Criminalization of a Political Conflict:
Crime within the Israeli Arab Population in the Fifties
Dr. Alina Korn
Abstract

The essay deals with crime within the Israeli Arab population during the  period of the military government (1948-1966).Unlike earlier studies, which have ignored  the special political and legal status of Arab  Israeli citizens, this essay examines the general relationship between crime, law and politics. It focuses on the increasing number of offences due to the submission of the Arab population to military rule.

The major existing theories about crime among the Israeli Arab minority, which have been developed by Israeli criminologists, need some revision. The models of culture conflict and anomie – increasing social disorganization and value confusion resulting from modernization – are not irrelevant, but rather redundent and one-dimensional to explain the realities of Arab crime and delinquency. The general criminological literature, discussing the historical and political meaning of crime within the colonial context, or within the context of a conflict between different ethnic groups, might be relevant as well, since those accounts analyse the relationship between crime and the political system, and examine the ways in which a dominant group makes political use of legal mechanisms and criminalization, in order to control another ethnic or national group and to impose political, social or economic changes.

The essay explicates the political context in which patterns of crime among adult Arab Israeli population appeared and were constructed. The data is based on official criminal statistics, as recorded in police files between 1948 and the end of 1967. Unlike the official statistical classification, which ignores the existence of many political offences specific to Arabs, I suggest a different classification, which distinguishes between three broad categories of offences: (a) "pure" political offences (b) "conventional” criminal offences and (c) "political status" offences.
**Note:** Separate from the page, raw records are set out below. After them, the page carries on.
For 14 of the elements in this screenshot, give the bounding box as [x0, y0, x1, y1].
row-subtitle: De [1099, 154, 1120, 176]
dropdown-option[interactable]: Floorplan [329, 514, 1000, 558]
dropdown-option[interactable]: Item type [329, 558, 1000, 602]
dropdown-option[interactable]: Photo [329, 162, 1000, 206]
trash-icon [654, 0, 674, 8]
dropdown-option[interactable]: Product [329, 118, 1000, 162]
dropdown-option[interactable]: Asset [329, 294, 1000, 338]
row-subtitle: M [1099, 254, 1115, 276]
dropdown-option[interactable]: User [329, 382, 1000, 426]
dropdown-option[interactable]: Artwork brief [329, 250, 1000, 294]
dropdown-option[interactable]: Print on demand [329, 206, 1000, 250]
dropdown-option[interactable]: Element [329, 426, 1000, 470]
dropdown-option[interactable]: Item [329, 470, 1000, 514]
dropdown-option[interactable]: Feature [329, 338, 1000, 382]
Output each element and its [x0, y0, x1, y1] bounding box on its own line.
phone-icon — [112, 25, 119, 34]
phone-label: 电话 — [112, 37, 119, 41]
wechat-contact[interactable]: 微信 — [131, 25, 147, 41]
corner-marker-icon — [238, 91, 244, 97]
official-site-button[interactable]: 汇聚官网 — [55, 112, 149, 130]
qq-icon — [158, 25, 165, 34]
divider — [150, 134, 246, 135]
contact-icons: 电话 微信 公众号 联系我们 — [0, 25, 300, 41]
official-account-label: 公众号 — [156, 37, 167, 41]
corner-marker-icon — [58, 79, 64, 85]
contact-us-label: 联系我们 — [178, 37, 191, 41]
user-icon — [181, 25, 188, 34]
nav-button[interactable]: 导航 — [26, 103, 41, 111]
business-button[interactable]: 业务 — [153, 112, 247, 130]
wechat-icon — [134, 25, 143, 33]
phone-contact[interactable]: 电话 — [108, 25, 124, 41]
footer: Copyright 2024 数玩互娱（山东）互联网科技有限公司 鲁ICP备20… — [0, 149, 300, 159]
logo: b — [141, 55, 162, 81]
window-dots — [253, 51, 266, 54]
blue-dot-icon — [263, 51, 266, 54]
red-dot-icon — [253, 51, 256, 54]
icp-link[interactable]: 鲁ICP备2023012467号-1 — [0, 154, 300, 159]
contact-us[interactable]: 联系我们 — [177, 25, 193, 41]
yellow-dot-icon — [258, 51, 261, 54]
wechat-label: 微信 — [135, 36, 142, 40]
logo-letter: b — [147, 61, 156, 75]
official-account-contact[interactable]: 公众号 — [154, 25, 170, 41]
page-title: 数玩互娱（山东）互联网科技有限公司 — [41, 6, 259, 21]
The category of “political status offences” refers to offences that are related, by their definition and application, to the political status of their perpetrators. These offences are the result of legislation which defined certain actions as criminal only when performed by Arabs, or offences which were enforced almost exclusively upon Arabs. Hence, it is necessary that the “political status” offences be differentiated from both the "conventional" criminal offences and the "pure" political offences. Most of the offences in this category are violations of the restrictions imposed upon Arabs through the military government, based on the Defence (Emergency) Regulations, 1945, and offences against laws restricting the entry of non-citizens to Israel which defined the very presence of many Arabs within the boundaries of the state as illegal.

The findings exhibit that political status offences constituted a major part of the crime among the Arab population in the 1950's and 1960's, and contributed largely to its high crime rates. An examination of the content of convictions for offences against the Defence (Emergency) Regulations shows that only few of the offenders (approximately 5%) violated the regulations with malicious or criminal intent, or with any intent to harm the state's security. Most of the convictions were an unavoidable result of the political control, which was imposed on most areas of Arabs' lives.